The Theme of Fantasy vs Reality in the Play "A Streetcar Named Desire"
Tennessee Williams, a profound playwright, illustrates a powerful theme of fantasy vs reality within, “A Streetcar Named Desire”. This theme tells the stories of certain characters that create imaginative fantasies to escape an arduous past or to shelter a true yet undesirable reality of appearance and grey age. In order to live up to the expectations of society, numerous characters construct their own fantasy worlds in order to conceal a dark and heinous secret that inevitable sways the character from whom they really are. Blanche, a central figure within fantasy vs reality, shows her downfall as Blanche holds a deep compulsion of being perfect, living up to society standards, and finding an assertive male that will tend to her. A world in which perfection is key and a result of not being so is denial. When you play the game fantasy or reality you win, or you lose. Being so, Stanley gains a victory while the unfortunate Blanche can’t separate fantasy from reality leading to her mental breakdown. Much can be discussed about this powerful central theme as it applies to all the characters within the play. William uses numerous facets such as light, music, and compelling dialogue to exemplify the theme of fantasy vs reality.

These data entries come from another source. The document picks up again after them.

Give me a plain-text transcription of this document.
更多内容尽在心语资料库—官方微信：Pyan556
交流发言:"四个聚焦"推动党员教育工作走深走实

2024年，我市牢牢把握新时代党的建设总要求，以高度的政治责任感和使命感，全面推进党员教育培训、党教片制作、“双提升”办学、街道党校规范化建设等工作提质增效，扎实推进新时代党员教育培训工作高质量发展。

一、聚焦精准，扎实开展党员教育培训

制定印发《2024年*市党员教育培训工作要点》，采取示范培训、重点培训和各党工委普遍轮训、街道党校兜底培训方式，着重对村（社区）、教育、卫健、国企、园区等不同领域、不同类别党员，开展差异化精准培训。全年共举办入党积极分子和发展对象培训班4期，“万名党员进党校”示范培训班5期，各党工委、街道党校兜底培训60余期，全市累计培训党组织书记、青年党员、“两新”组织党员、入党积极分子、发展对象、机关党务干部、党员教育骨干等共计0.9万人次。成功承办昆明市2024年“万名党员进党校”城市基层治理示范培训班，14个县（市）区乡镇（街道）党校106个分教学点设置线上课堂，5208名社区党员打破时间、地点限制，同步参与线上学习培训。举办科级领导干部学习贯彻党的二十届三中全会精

Light plays an excessive role in, “A Streetcar Named Desire”, as it symbolises new beginning, hope, life, truth, and reality. A popular quote, “Let there be light”, famously known from the bible, describes the light as being good, true to life, and away from darkness (death). In the context of this play, light reveals the ugly perceptions of old age and the imperfections within someone. To Blanche, light is metaphorically a representation of her age and a way for others to see through her for whom she really is. In short, light will not allow her to live within her fantasies. At the beginning of the play, we are introduced to the first interaction between Blanche and light. Stella meets with Blanche for the first time in a while and while they speak, Blanche tells Stella, “turn that over-light off! Turn that off! I won’t be looked at in this merciless glare! (1. 11)”. We are given the first glimpse of Blanche’s idea of light as a merciless unforgiving glare and that speaks to her fear of revealing her appearance without fine groom, ultimately questioning her age.
Furthermore, we notice that Blanche is living in her fantasy world upon arrive to New Orleans as those are one of the first words she spills to Stella. During poker night in scene three, we encounter the notion of dim light directly cuing to Blanche’s age. William starts the scene off by setting the tone and goes on to describe the, “Bedroom [as] relatively dim with only the light that spills between the portieres” (3. 41). The dim light reflects Blanche’s older age and her fear of revealing her true age, although its not enough we can compare dim light as considered old, soon to cease just like an old bulb about to die. In the same scene, Blanche politely asks Mitch to cover a, “a naked light bulb” (3. 54), with a paper lantern. The paper lantern is shown throughout the play as it represents a mask that will hide her insecurities about the past and her matured age. Furthermore, she refers to the naked bulb as, “a rude or a vulgar action” (3. 54), suggesting that she can’t stand reality and the truth of it. Light plays a vital and delicate role within this play and to further construct the theme of fantasy vs reality, William integrates tenacious music.
Music being a delicate element to establish the tone and construct an idea is used seamlessly in the play.